Programming Beyond Coding: Life-Cycle, Models & Mindset

Clarifying “Programming” vs. “Coding”

  • Programming ≠ Coding. Coding is only one activity within the broader discipline of programming.

    • Programming encompasses problem-solving, systems design, logical reasoning, testing, deployment, and maintenance.

  • Common misconceptions

    • Pop-culture stereotype: the solitary coder endlessly typing.

    • Real programming is collaborative, iterative, and user-focused.

  • Social anecdote: Trying to explain your job at parties/family gatherings—highlights the gap between public perception ("just writing code") and actual practice ("engineering solutions").

Dictionary Definitions & Their Gaps

  • Collated dictionary entries describe programming as "instructing a computer to use data to solve a problem."

  • Missing dimensions:

    • What kinds of problems?

    • Whose problems are being solved?

    • How to adapt to changing requirements?

  • Need richer principles to ensure solutions are high-quality, adaptable, and durable.

Viewing Programming Through the Software Development Life-Cycle (SDLC)

The Waterfall Model (Conceptual Overview)

  • Sequential, phase-locked model; progress flows only downwards like a waterfall.

  • Phases grouped into three macro-categories:

    1. Pre-Programming

    • Client engagement & requirement gathering.

      • Techniques: interviews, observation, surveys.

      • Outcome emphasized later as user stories (CAB201): user-centric narratives capturing desired outcomes.

    • Feasibility analysis (technical, computational, economic).

    1. Programming

    • Software design

      • Decompose the problem into modules; later recombine into a cohesive system.

      • In CAB201 we will use Object-Oriented Design (OOD); modules → classes.

    • Implementation

      • Translate designs into algorithms, data structures, and class interactions.
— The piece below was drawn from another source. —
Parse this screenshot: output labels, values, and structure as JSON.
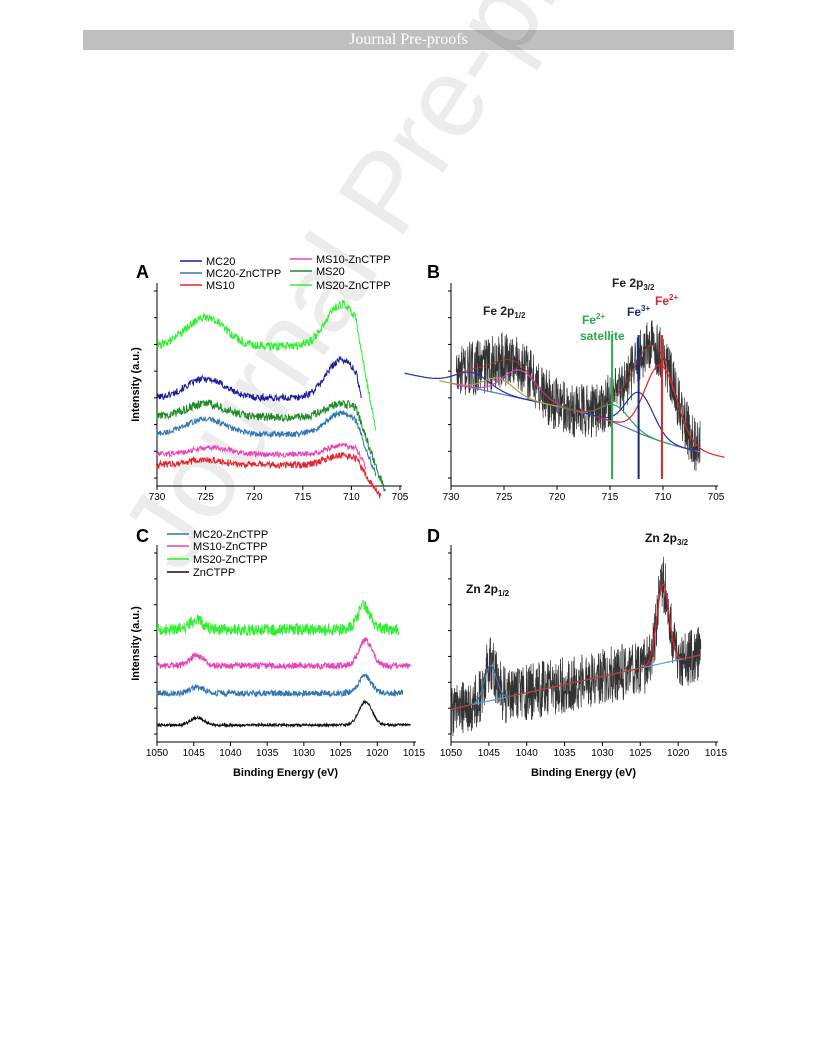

      • Language of choice in CAD201: C#.

      • Complexity increases with scale; solutions must cover multiple classes and rich relationships.

      • Coding is a subset of this stage.

    • Testing (CAB201)

      • Unit testing: individual classes.

      • Integration/system testing: full system behaviour.

      • Goal: confirm software meets functional & non-functional requirements.

    1. Post-Programming

    • Deployment: release to users/marketplace → revenue begins.

    • Maintenance

      • Bug fixes, patches, new features.

      • Modern expectation of regular updates.

Limitations of Pure Waterfall

  • Assumes each phase is “perfectly” complete before the next begins—rare in reality.

  • Leads to rigid planning, late discovery of defects, and difficulty accommodating change.

Incremental & Iterative Development (Waterfall Extensions)

  • Incremental Development

    • Divide project into small tasks; apply (parts of) the waterfall workflow to each task.

    • After each increment, evaluate integration impact.

    • Benefits: earlier delivery of value, easier rollback of problematic changes.

  • Iterative Development

    • Repeat increments until all tasks are complete.

    • Embraces continuous learning & adaptation; mitigates risk of large late-stage failures.

  • Practical advice

    • Do not follow strict waterfall in assignments or industry.

    • Second assignment in this unit purposely complex—will require incremental & iterative strategies supported in tutorials.

Object-Oriented Principles & High-Quality Code

  • Using OOD (classes, encapsulation, inheritance, polymorphism) improves

    • Maintainability

    • Modularity

    • Ability to model complex, evolving domains.

  • Goal by semester’s end: combine incremental development with OOD to build robust, adaptable systems.

Holistic Definition Revisited

  • Programming = “Using data and behaviours to solve problems through a structured life-cycle of analysis, design, implementation, testing, deployment, and maintenance.”

  • Key nuance: quality of decisions in how we design, implement, and test determines longevity and success of software.

Real-World & Career Relevance

  • Thinking like a programmer (not merely a coder) prepares you for:

    • Handling complex, ambiguous requirements.

    • Collaborating with stakeholders.

    • Continuous delivery and improvement cycles expected in modern jobs.

  • Mastery of these concepts sets the foundation for a successful software-engineering career.

Ethical & Practical Implications

  • Solving whose problems? Ethical responsibility to prioritize user well-being and societal impact.

  • Sustainable code reduces long-term maintenance cost, technical debt, and environmental resource usage (energy, hardware life-cycle).

Connections to Future Lectures

  • CAB201: user stories & requirement analysis.

  • CAP201: object-oriented design, modular breakdown into classes.

  • CAD201: programming in C, deeper implementation challenges.

  • CABG01: testing strategies, quality assurance.

Key Takeaways (Quick-Fire Revision)

  • Programming > Coding: holistic process from concept to maintenance.

  • Waterfall = historically important but rigid; understand it, then transcend it via incremental & iterative methods.

  • OOD + incremental iteration = scalable approach for modern, complex software.

  • Always maintain user focus, ethical awareness, and adaptability.